Among the hundreds of bills swept through the process in the final days of this year’s legislative session was SB 316–a little-known measure that will have a significant impact on workers’ compensation insurers and, more importantly, the California workers’ compensation insurance market.
It is no wonder the bill received little public attention: It focused on the seldom discussed but important subject of workers’ compensation insurer reserves. SB 316’s significance, however, was not lost on legislators, who did not cast a single “no” vote on the measure in either house. The governor signed it into law last week. It becomes effective January 1, 2008.
Simply, the bill by Sen. Leland Yee, D-San Francisco, repeals an outdated, nearly 40-year-old law. That law made sense back in 1969. But since then California and every other state have enacted a modern system, known as the Risk-Based Capital methodology, for measuring an insurer’s solvency and determining the appropriate reserving levels.
Until SB 316 goes into effect, California has two reserve laws: the old one and the new one. This, of course, is forcing insurers to put aside more money than is needed to assure solvency. It’s estimated that California workers’ compensation insurers put 15 percent more capital into reserves than insurers doing business in other states. This cuts into California insurers’ surplus and lowers the scores they get from rating agencies. And it doesn’t provide any greater protection for injured workers.
A real downside is that the duel reserves are creating a barrier to attracting capital to California’s workers compensation market. In consumer terms, this means money has been tied up – money that otherwise could have been used to insure more employers and their employees.
When SB 316 becomes law, California will have just one reserve law. The bill will repeal an Insurance Code section that was added in 1969 to provide the only tool then available to set some type of minimum reserves for insurers. It establishes only crude measurements for solvency and an insurer’s ability to pay claims.
The modern, more sophisticated Risk-Based Capital standards for determining insurers’ solvency will remain in effect. Those standards mandate insurers to provide additional accounting or actuarial information whenever an insurer’s reserves require immediate regulatory attention. The insurance commissioner has the authority to require insurers to increase reserves whenever they seem inadequate.
The old reserve requirement did not prevent the wave of insolvencies that occurred a few years ago. SB 316 orders a study of those insolvencies so California can avoid any mistakes that may have been made.
SB 316’s modernizing of solvency regulation will foster the health of California’s workers’ compensation insurance market.

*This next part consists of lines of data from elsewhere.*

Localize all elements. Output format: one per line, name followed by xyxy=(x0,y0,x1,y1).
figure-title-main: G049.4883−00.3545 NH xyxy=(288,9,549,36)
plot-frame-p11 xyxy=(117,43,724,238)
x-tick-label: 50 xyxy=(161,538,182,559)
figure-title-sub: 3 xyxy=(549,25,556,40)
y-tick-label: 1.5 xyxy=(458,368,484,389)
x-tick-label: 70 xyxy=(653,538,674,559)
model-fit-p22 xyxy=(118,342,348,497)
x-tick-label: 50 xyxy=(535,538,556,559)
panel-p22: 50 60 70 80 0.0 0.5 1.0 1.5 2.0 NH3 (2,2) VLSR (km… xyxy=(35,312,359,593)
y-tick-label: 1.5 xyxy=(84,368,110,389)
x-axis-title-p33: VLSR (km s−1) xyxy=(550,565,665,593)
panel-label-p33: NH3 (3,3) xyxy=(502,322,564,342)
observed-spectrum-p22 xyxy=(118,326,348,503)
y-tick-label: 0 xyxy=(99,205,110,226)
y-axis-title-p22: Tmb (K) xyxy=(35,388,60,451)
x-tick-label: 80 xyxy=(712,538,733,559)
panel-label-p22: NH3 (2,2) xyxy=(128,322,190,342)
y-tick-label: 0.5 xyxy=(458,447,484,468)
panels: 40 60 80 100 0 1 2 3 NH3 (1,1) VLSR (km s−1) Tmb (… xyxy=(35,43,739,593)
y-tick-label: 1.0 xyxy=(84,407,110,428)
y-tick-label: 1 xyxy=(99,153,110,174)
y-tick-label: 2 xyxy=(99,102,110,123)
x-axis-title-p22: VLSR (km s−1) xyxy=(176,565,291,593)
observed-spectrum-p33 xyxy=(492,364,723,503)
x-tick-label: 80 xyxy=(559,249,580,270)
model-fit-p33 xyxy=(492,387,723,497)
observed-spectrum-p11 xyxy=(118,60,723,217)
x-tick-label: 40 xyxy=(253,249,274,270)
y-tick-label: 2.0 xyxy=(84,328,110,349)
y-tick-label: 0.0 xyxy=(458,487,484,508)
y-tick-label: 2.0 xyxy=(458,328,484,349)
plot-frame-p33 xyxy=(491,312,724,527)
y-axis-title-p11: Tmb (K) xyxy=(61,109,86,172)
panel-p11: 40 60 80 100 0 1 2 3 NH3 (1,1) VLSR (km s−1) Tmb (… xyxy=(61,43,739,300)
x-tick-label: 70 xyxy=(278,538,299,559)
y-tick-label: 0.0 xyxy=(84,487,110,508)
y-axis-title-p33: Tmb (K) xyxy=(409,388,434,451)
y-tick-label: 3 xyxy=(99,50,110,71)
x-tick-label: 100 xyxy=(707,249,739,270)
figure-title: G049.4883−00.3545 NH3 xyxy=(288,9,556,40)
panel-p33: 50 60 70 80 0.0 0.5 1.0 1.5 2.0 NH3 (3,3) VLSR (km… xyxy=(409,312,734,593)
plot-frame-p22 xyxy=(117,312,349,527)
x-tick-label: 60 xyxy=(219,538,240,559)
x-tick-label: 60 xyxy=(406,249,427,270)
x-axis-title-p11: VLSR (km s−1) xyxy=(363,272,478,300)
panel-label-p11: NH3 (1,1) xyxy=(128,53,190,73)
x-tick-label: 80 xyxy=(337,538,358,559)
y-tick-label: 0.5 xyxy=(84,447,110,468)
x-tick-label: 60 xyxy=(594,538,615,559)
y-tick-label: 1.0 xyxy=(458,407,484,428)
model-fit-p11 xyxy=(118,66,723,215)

Repealing the outdated reserve requirement will make it easier for insurance companies, especially small specialized companies, to write more business in California. SB 316 allows insurers to shed an unnecessary reserve requirement and, therefore, gives them greater resources and flexibility to compete in the marketplace.
For California employers, the greater market competition encouraged by SB 316 will give employers more choices when they shop for workers compensation insurance.
Most importantly, SB 316 keeps in place California’s strong mandates for insurer reserves and deposits so that there is assurance that workers compensation claims will be paid.